Y la dependencia de este periodismo con el «pensamiento dominante» y los límites del «periodismo objetivo» queda en evidencia cuando nuestro autor recuerda que «numerosos periodistas famosos del New York Times, como por ejemplo el celebrado W.H. Lawrence, ayudó a ocultar los verdaderos efectos de la bomba atómica lanzada sobre Hiroshima en agosto de 1945». «No hay radiactividad en la ruina de Hiroshima» fue el título de su informe, y era falso. Se propalaba una espantosa mentira porque la creciente penetración de los intereses empresariales y de los gobiernos en las salas de redacción de la «prensa libre» (en este caso, el NYT), hacía que ciertas noticias se presentaran de un modo particularmente sesgado o simplemente no se dieran a conocer al público. Tendencia que si ya era perceptible a fines de la Segunda Guerra Mundial lo es mucho más en la actualidad, cuando los reportes de los diversos frentes de guerra en que se encuentran las tropas de Estados Unidos son todos, sin excepción, censurados previamente por el Pentágono. Ya no hay más fotos de soldados de Estados Unidos regresando en ataúdes a su patria, como sí las había durante la guerra de Vietnam. Tampoco imágenes que muestren los desastres de sus huestes en terceros países. La sangre y el lodo de las guerras que libra Estados Unidos en sus incesantes aventuras están cuidadosamente eliminados de las noticias. Las víctimas de la barbarie pentagonista son abstracciones, entelequias irrepresentables incapaces de suscitar dolor, ira o ánimos de venganza. La guerra en Ucrania ofrece un formidable ejemplo de esta desvirtuación del periodismo convertido en un arma para la batalla geopolítica que, como decíamos al principio, se libra en el privilegiado terreno de los medios.
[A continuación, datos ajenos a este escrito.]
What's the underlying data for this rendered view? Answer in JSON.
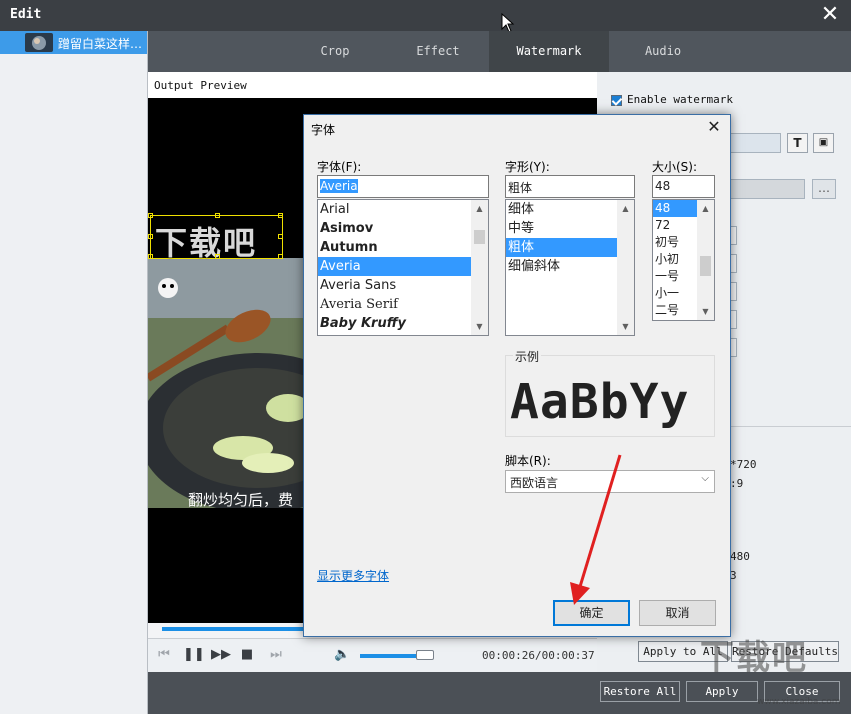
{
  "window": {
    "title": "Edit",
    "close_glyph": "✕"
  },
  "file_list": {
    "items": [
      {
        "name": "蹭留白菜这样…",
        "selected": true
      }
    ]
  },
  "tabs": [
    {
      "label": "Crop",
      "active": false
    },
    {
      "label": "Effect",
      "active": false
    },
    {
      "label": "Watermark",
      "active": true
    },
    {
      "label": "Audio",
      "active": false
    }
  ],
  "preview": {
    "label": "Output Preview",
    "watermark_text": "下载吧",
    "subtitle": "翻炒均匀后，费",
    "time": "00:00:26/00:00:37",
    "progress": 0.33,
    "volume": 0.85
  },
  "watermark_panel": {
    "enable_label": "Enable watermark",
    "enabled": true,
    "font_button_glyph": "T",
    "fragments": [
      "*720",
      ":9",
      "480",
      "3"
    ],
    "apply_all_label": "Apply to All",
    "restore_defaults_label": "Restore Defaults"
  },
  "bottom_bar": {
    "restore_all_label": "Restore All",
    "apply_label": "Apply",
    "close_label": "Close"
  },
  "font_dialog": {
    "title": "字体",
    "font_label": "字体(F):",
    "font_value": "Averia",
    "fonts": [
      "Arial",
      "Asimov",
      "Autumn",
      "Averia",
      "Averia Sans",
      "Averia Serif",
      "Baby Kruffy"
    ],
    "selected_font": "Averia",
    "style_label": "字形(Y):",
    "style_value": "粗体",
    "styles": [
      "细体",
      "中等",
      "粗体",
      "细偏斜体"
    ],
    "selected_style": "粗体",
    "size_label": "大小(S):",
    "size_value": "48",
    "sizes": [
      "48",
      "72",
      "初号",
      "小初",
      "一号",
      "小一",
      "二号"
    ],
    "selected_size": "48",
    "sample_label": "示例",
    "sample_text": "AaBbYy",
    "script_label": "脚本(R):",
    "script_value": "西欧语言",
    "more_fonts_link": "显示更多字体",
    "ok_label": "确定",
    "cancel_label": "取消"
  },
  "site_watermark": {
    "text": "下载吧",
    "url": "www.xiazaiba.com"
  },
  "colors": {
    "accent": "#3399ff",
    "titlebar": "#3b3f44",
    "arrow": "#e02020",
    "selected_file": "#3d9be9"
  }
}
Maniqueísmo: los buenos de Occidente se enfrentan al perverso déspota ruso; rusofobia desenfrenada, que lleva a prohibir la publicación o circulación de libros de autores clásicos como Dostoievski o Chejov; torrentes de fake news, como la de esa atribulada madre sosteniendo en sus brazos a un niño recién nacido en brazos en el patio de entrada de un hospital destruido, supuestamente por los atacantes rusos. La investigación posterior demostró que el personal y los pacientes de ese hospital habían sido evacuados porque fue utilizado como un búnker por las tropas ucranianas. La foto era un cuidadoso mensaje, y casi nadie en el mundo se enteró o fue informado de la farsa (12).
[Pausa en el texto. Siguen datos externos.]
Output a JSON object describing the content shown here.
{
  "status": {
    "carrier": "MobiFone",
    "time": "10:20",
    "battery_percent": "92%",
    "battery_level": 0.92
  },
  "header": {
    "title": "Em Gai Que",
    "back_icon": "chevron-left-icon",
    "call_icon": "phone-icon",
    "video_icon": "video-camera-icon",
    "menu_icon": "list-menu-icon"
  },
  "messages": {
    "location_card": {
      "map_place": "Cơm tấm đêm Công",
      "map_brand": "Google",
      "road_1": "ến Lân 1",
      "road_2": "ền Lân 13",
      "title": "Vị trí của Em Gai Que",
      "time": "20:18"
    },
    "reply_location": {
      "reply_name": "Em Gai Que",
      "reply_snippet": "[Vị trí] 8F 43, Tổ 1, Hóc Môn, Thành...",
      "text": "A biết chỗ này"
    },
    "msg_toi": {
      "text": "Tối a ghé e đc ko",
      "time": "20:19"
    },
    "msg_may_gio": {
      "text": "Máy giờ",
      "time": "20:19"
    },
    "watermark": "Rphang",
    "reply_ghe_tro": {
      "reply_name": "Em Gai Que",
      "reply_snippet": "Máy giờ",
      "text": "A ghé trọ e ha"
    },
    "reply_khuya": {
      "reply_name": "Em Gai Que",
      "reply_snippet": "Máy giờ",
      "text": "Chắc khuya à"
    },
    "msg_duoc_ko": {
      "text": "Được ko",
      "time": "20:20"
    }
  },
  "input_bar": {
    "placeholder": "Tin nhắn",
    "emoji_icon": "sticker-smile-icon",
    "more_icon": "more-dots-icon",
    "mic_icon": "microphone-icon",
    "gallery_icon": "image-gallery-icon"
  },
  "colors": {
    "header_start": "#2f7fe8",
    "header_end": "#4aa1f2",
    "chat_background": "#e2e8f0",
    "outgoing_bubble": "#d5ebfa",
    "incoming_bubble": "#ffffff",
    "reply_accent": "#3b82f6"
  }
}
Conclusión: no puede haber estado democrático o una democracia genuina si el espacio público, del cual los medios son su «sistema nervioso», no está democratizado. Son aquéllos quienes «formatean» la opinión política, imponen su agenda de prioridades y en algunos casos —no siempre— hasta fabrican a los líderes políticos (casos de Silvio Berlusconi en Italia; Peña Nieto en México y de Volodimir Zelenski en Ucrania) (13) que habrán de gobernar. La amenaza que la concentración mediática y su hegemonía plantean a una democracia es de extrema gravedad porque cristaliza, en la esfera pública, a un poder oligárquico inmune a cualquier tipo de control ciudadano. Un poder que a diferencia de los poderes formales del Estado –el Ejecutivo, el Legislativo y de modo más mediatizado el Judicial— no debe rendir cuentas a la ciudadanía y que llevado por la lógica de la lucha política más temprano que tarde se articula con los intereses empresariales dominantes y con el imperialismo. La oligarquía mediática, nueva fracción de la dictadura del capital, puede manipular sin mayores contrapesos la conciencia de los televidentes, los radioescuchas y las y los lectores de sus medios gráficos, instalar agendas políticas, satanizar a sus adversarios políticos o elevar por las nubes a quienes favorecen a los intereses dominantes, promover o abortar candidaturas e inducir comportamientos políticos de signo conservador o reaccionario, todo lo cual desnaturaliza a profundidad el proceso democrático.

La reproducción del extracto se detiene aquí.